AMENDED AND RESTATED REVOLVING CREDIT PROMISSORY NOTE
Exhibit 10.17
Loan No. 18462590S01-J
AMENDED AND RESTATED REVOLVING CREDIT PROMISSORY NOTE
THIS AMENDED AND RESTATED REVOLVING CREDIT PROMISSORY NOTE (this “Promissory Note”) to the Credit Agreement dated December 28, 2016 (such agreement, as may be amended, hereinafter referred to as the “Credit Agreement”), is entered into as of December 14, 2021 between COBANK, ACB, a federally-chartered instrumentality of the United States (“Lender”) and SOUTH DAKOTA SOYBEAN PROCESSORS, LLC, Volga, South Dakota, a limited liability company (together with its permitted successors and assigns, the “Borrower”). Capitalized terms not otherwise defined in this Promissory Note will have the meanings set forth in the Credit Agreement.
RECITALS
(A)This Promissory Note amends, restates, replaces and supersedes, but does not constitute payment of the indebtedness evidenced by, the promissory note set forth in the Amended and Restated Revolving Credit Promissory Note numbered 18462590S01-I, dated as of April 30, 2021, between Lender and the Borrower.
SECTION 1. REVOLVING CREDIT COMMITMENT. On the terms and conditions set forth in the Credit Agreement and this Promissory Note, Lender agrees to make loans to the Borrower during the period set forth below in an aggregate principal amount not to exceed $70,000,000.00, at any one time outstanding (the “Commitment”). Within the limits of the Commitment, the Borrower may borrow, repay and re-borrow.
SECTION 2. PURPOSE. The purpose of the Commitment is to finance the operating needs of the Borrower.

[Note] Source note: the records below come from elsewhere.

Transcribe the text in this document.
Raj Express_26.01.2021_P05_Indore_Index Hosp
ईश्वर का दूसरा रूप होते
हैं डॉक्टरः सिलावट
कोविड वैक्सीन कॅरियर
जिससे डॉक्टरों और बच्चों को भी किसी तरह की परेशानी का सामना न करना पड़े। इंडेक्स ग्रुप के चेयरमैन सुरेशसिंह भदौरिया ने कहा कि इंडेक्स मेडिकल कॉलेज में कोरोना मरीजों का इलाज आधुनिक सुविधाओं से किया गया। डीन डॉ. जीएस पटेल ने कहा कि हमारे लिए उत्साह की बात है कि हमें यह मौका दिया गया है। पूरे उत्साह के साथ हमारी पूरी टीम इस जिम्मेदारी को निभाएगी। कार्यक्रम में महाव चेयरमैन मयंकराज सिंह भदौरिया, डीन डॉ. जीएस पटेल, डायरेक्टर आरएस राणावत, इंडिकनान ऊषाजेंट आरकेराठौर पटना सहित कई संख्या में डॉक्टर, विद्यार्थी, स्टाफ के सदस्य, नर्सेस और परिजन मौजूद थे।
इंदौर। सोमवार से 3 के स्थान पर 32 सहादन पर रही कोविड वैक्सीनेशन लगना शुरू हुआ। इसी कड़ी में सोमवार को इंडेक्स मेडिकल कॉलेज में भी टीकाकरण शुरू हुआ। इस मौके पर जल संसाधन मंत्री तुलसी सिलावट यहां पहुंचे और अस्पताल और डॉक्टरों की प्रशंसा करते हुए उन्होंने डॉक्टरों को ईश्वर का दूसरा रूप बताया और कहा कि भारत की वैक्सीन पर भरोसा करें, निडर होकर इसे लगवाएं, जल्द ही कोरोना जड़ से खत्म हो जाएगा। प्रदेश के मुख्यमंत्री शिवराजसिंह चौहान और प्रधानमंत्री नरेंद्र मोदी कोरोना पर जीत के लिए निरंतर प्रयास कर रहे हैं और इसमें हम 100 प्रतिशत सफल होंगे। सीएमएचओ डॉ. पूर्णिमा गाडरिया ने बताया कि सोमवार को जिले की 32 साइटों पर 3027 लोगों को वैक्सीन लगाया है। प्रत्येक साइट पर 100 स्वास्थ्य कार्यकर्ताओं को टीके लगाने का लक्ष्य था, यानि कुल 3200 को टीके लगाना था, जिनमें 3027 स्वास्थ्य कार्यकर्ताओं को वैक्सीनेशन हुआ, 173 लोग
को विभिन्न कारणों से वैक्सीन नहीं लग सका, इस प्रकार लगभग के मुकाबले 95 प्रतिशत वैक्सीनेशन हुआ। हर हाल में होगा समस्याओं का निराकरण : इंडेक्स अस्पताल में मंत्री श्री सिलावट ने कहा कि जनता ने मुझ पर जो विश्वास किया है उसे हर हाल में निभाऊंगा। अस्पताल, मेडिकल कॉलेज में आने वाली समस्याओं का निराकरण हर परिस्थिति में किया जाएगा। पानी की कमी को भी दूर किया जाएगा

SECTION 3. TERM. The term of the Commitment will be from the date hereof, up to and including December 1, 2022, or such later date as Lender may, in its sole discretion, authorize in writing (the “Term Expiration Date”). Notwithstanding the foregoing, the Commitment will be renewed for an additional year only if, on or before the Term Expiration Date, Lender provides to the Borrower a written notice of renewal for an additional year (a “Renewal Notice”). If on or before the Term Expiration Date, Lender grants a short-term extension of the Commitment, the Commitment will be renewed for an additional year only if Lender provides to the Borrower a Renewal Notice on or before such extended expiration date. All annual renewals will be measured from, and effective as of, the same day as the Term Expiration Date in any year.
SECTION 4. LIMITS ON ADVANCES, AVAILABILITY, ETC. The loans will be made available as provided in Article 2 of the Credit Agreement.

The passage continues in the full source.